As regras às quais Leila se refere são as mais comuns do dia a dia, como se vestir de forma modesta e não demonstrar afeto entre casais em público. Mas existem regras rigorosas ligadas às leis islâmicas do país.
A homossexualidade é crime, podendo render de 7 a 11 anos de prisão. Bebida alcoólica também é proibida, portanto a venda é restrita a estabelecimentos não muçulmanos que pagam uma licença para comercializar. No caso da carne de porco, a mesma coisa.

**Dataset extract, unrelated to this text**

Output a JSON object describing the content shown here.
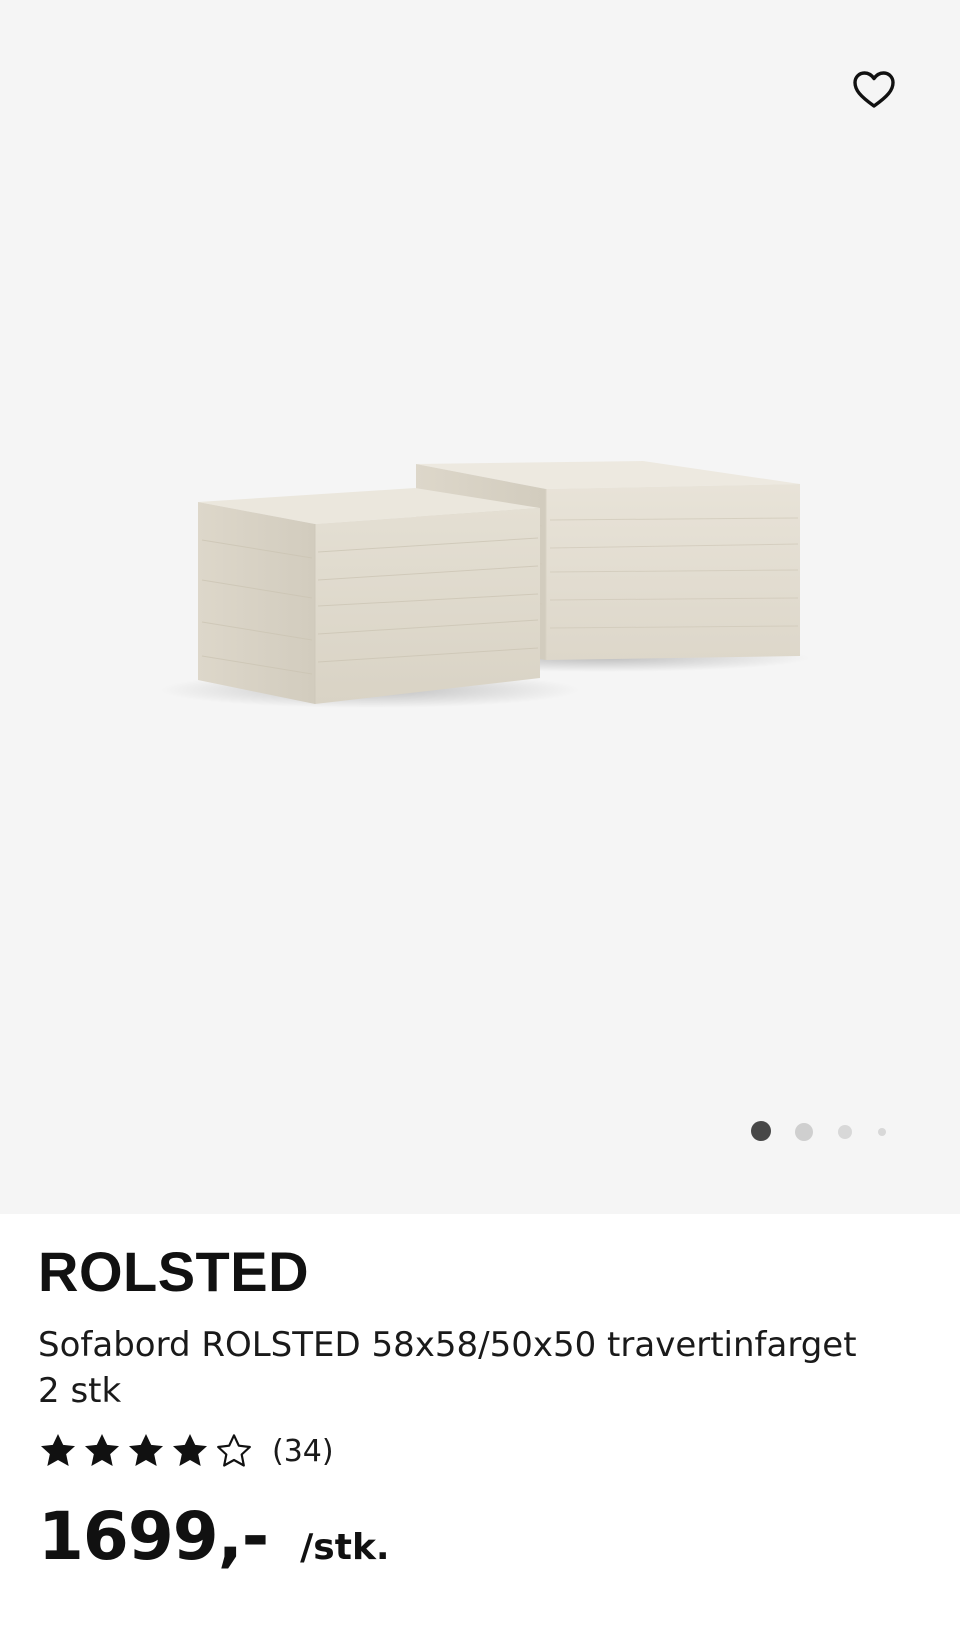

E as mulheres ainda vivem sob um sistema de tutela masculina no qual devem ter permissão formal do marido para trabalhar, tirar carteira de motorista ou sair do país com os filhos menores de idade.
A bolha internacional
Um grupo de brasileiros monta uma rede de vôlei na praia para começar uma partida. Ao fundo, amigos de jet ski fazem círculos na água enquanto o sol se põe atrás dos prédios enfileirados um ao lado do outro.
"Isso aqui era tudo mar. Eles aterraram e construíram os prédios e a praia", explica Karina*, uma brasileira que mora há 8 meses na The Pearl, região mais ocidentalizada de Doha e onde vive a maior parte dos estrangeiros.
Sendo uma ilha artificialmente criada, se parece mais com Miami do que com o Oriente Médio, inclusive pela quantidade de iates estacionados na marina, restaurantes e lojas luxuosas. Existe até um serviço que eles chamam de "limusine", para transportar os moradores gratuitamente em carros de luxo pelo bairro.
Sai caro morar aqui, mas me dá mais liberdade. É uma bolha: dá para sair com a roupa que eu quero, usar biquíni e fazer coisas que levam a gente para mais perto da nossa vida no Ocidente" Karina
Entre essas coisas mais próximas da vida no Ocidente, estão as festas.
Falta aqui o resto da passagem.